# Flush Tractor Transmission



## plowjockey (Aug 18, 2008)

I have a Ford 4500 that got (a lot of) rain water in the transmission, likely through the shift levers.

I drained it for a day, but after adding fresh hydro, it is still foamy (but better), so I suspect fluid sits somewhere in the trans that does not drain.

I want to get all of the water/oil out, but would rather not keep flushing it with 4 gallons of expensive hydro oil.

Any ideas on a good/safe ( and less inexpensive) way to flush out the trans?


----------



## agmantoo (May 23, 2003)

plowjockey

Just recycle the hydro oil you now have. I am not saying to use it in the final fill but to flush the water out with it. All you need to do is to heat to 212 F the flush hydro oil to drive the water off and then send it through the trans again. You do not have to get all the moisture out. Each time the weather gets to where the dew point allows your tractor to "sweat" moisture will be formed on the inside of the tranny housing the same as on the exterior.


----------



## ace admirer (Oct 5, 2005)

yes also the tractor needs to be run a few hours, 18 or so under hydraulic load to heat up the fluid to rid moisture in the fluid.


----------



## Bret4207 (May 31, 2008)

I've tried heating the fluid in the past. I had no luck at all. I'd suggest flushing the tranny with diesel. At least you can use the drained diesel for a solvent or let it set out in the cold and maybe the water will freeze out of it. Maybe. 

I don't know of any way to keep hydro fluid from becoming milky after a few seasons if there is any vent or opening to the outside air. As was said, even plain old condensation will show up after some time.


----------



## ace admirer (Oct 5, 2005)

one would think at elevated temps the water would have to be driven off. works for our few dozen tractors anyway. shifter boots have to be in good shape

all gear boxes are vented unless it is very (very) high tech.


----------



## plowjockey (Aug 18, 2008)

ace admirer said:


> one would think at elevated temps the water would have to be driven off. works for our few dozen tractors anyway. shifter boots have to be in good shape
> 
> all gear boxes are vented unless it is very (very) high tech.


Since it's in the transmission, and it's a backhoe, I don't know if it even really gets hot enough, to boil much moisture out. This tractor does not seem to have to work very hard at all, to get stuff done.

It does not have any rubber gearshift boots (not sure if it ever did). it does have cone shaped metal over the gearshift and the HI/LO, but apparently enough water can splash up, underneath, from the top of the transmission.
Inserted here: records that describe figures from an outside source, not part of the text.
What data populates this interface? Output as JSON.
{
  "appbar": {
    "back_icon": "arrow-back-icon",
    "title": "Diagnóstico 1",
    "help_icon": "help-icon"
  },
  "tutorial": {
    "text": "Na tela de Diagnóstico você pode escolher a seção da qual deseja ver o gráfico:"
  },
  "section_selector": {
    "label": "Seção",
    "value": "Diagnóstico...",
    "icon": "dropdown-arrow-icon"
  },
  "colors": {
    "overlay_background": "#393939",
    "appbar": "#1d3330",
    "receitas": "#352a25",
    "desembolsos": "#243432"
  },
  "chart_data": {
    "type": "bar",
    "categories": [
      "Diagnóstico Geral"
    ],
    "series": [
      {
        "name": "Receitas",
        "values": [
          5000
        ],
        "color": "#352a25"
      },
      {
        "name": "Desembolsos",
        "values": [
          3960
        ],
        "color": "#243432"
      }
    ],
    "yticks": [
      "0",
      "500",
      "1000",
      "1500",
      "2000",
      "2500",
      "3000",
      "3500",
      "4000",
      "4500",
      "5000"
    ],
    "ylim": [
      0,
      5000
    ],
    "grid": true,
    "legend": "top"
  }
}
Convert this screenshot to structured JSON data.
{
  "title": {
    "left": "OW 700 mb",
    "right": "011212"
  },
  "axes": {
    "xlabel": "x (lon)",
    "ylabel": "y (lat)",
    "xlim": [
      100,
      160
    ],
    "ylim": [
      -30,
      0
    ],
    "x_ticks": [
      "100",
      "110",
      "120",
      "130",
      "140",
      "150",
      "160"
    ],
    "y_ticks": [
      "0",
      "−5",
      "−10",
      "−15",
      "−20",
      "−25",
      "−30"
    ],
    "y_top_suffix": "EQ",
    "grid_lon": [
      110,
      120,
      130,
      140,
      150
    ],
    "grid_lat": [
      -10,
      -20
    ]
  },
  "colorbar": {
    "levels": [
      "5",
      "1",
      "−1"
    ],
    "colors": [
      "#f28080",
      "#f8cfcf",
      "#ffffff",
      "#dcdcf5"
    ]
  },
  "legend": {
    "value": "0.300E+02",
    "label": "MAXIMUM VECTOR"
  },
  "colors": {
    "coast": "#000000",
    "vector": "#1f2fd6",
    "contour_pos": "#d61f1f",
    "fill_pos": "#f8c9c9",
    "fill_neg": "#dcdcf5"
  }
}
I'm looking for rubber boots, even though it will eventually be stored inside.


----------



## ace admirer (Oct 5, 2005)

Hmmm, pressure washer ? something not right....

on the tractor page ytmag.com seems like someone there used a chemical dryer,, liquid,probably alch bases,? ...been a while since i've read it...


----------



## agmantoo (May 23, 2003)

I have removed water from vacuum pump oil in an industrial situation using an electric heat element with no problem. I know it works!


----------



## Ross (May 9, 2002)

We've run Fords forever. If anyone can ever get them water free in the hydraulics for long let me know how. Small amounts doesn't seem to harm anything at least!You could drain the oil and let it settle out (putting in new for now) then swap it back and forth with the alternate oil removing water each time. Nice to have a centrifuge wouldn't it!


----------